We hugged everyone and thanked them for being there and stood as long as we wanted to, and then it was time to head back to the house for some food and drink.
We'd invited some extra people to the wake, neighbours and the people who'd been involved with Lizee in some way during our pregnancy. At the funeral we had four friends of ours, our parents, Simon's brother and my sister, my brother in law, and my aunt and uncle. We also had Jane and Simon, the vicar, our hynobirthing teacher, Marleen, the midwife who looked after us immediately after Eliza's death, and Julia and Jo from the hospital.
Back at the house it was okay. Not as scary or sad as I might have thought. The weather continued to be glorious and we sat outside and drank tea (thank you Uncle David) and ate food.
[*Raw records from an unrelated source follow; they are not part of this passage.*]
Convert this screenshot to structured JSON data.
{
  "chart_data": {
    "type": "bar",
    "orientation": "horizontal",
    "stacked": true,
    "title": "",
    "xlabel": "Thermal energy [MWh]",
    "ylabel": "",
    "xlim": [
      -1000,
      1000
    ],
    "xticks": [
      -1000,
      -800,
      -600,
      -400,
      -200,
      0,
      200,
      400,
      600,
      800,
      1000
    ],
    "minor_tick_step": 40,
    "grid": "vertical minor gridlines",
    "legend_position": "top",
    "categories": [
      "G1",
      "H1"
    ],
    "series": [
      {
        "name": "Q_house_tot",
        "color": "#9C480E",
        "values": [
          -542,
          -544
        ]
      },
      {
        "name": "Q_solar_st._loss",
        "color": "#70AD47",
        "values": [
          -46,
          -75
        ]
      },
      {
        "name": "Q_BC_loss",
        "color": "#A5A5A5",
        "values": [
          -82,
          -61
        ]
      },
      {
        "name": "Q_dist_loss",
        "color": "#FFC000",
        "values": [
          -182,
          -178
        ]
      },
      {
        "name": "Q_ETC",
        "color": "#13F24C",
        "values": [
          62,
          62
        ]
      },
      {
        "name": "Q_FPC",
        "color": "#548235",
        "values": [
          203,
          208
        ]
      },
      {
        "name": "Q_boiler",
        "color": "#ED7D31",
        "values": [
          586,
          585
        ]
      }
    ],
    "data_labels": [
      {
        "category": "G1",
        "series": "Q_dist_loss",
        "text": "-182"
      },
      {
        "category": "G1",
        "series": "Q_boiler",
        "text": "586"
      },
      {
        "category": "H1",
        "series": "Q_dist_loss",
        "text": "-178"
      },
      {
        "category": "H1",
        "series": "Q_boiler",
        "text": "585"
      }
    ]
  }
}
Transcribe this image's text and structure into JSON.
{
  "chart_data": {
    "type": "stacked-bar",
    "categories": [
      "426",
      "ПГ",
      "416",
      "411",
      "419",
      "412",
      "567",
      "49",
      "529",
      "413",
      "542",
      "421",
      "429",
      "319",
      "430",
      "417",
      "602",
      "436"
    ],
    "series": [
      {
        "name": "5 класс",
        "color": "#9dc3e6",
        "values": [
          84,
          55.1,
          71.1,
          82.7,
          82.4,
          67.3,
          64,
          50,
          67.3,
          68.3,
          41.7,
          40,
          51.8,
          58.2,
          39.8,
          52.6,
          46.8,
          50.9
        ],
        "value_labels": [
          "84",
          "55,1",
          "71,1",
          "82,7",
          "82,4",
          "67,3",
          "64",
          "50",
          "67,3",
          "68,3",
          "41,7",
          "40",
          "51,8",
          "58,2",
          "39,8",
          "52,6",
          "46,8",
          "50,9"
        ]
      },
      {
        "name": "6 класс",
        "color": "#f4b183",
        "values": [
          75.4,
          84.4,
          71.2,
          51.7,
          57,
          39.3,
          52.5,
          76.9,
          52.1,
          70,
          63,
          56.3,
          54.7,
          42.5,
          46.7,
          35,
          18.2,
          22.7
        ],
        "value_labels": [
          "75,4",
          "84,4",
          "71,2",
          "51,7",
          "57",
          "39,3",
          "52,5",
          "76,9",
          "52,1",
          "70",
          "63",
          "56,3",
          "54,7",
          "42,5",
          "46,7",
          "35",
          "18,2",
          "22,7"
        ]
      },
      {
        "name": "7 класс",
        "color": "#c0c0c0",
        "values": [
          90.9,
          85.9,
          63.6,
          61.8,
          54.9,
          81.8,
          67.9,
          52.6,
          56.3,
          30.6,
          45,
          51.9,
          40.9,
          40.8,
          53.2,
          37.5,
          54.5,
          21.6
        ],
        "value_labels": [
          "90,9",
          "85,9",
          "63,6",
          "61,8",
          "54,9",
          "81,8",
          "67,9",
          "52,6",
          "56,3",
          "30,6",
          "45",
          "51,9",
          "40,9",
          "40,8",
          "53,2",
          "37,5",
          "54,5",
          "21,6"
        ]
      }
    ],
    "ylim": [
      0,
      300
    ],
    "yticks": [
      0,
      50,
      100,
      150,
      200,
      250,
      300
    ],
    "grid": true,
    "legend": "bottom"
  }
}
Quite a few people dropped by. In the end some people stayed for an impromptu dinner and then Pol and Mark started a fire at the end of the garden and we sat up watching the moon. I didn't want the day to end.
Polly W stayed with me and we had a gentle day the next day - lots of rest in the garden, while Polly was amazing in the house, putting on a wash, making me soup, keeping me company, that kind of thing. Simon had had to head off to work in The Hague that day.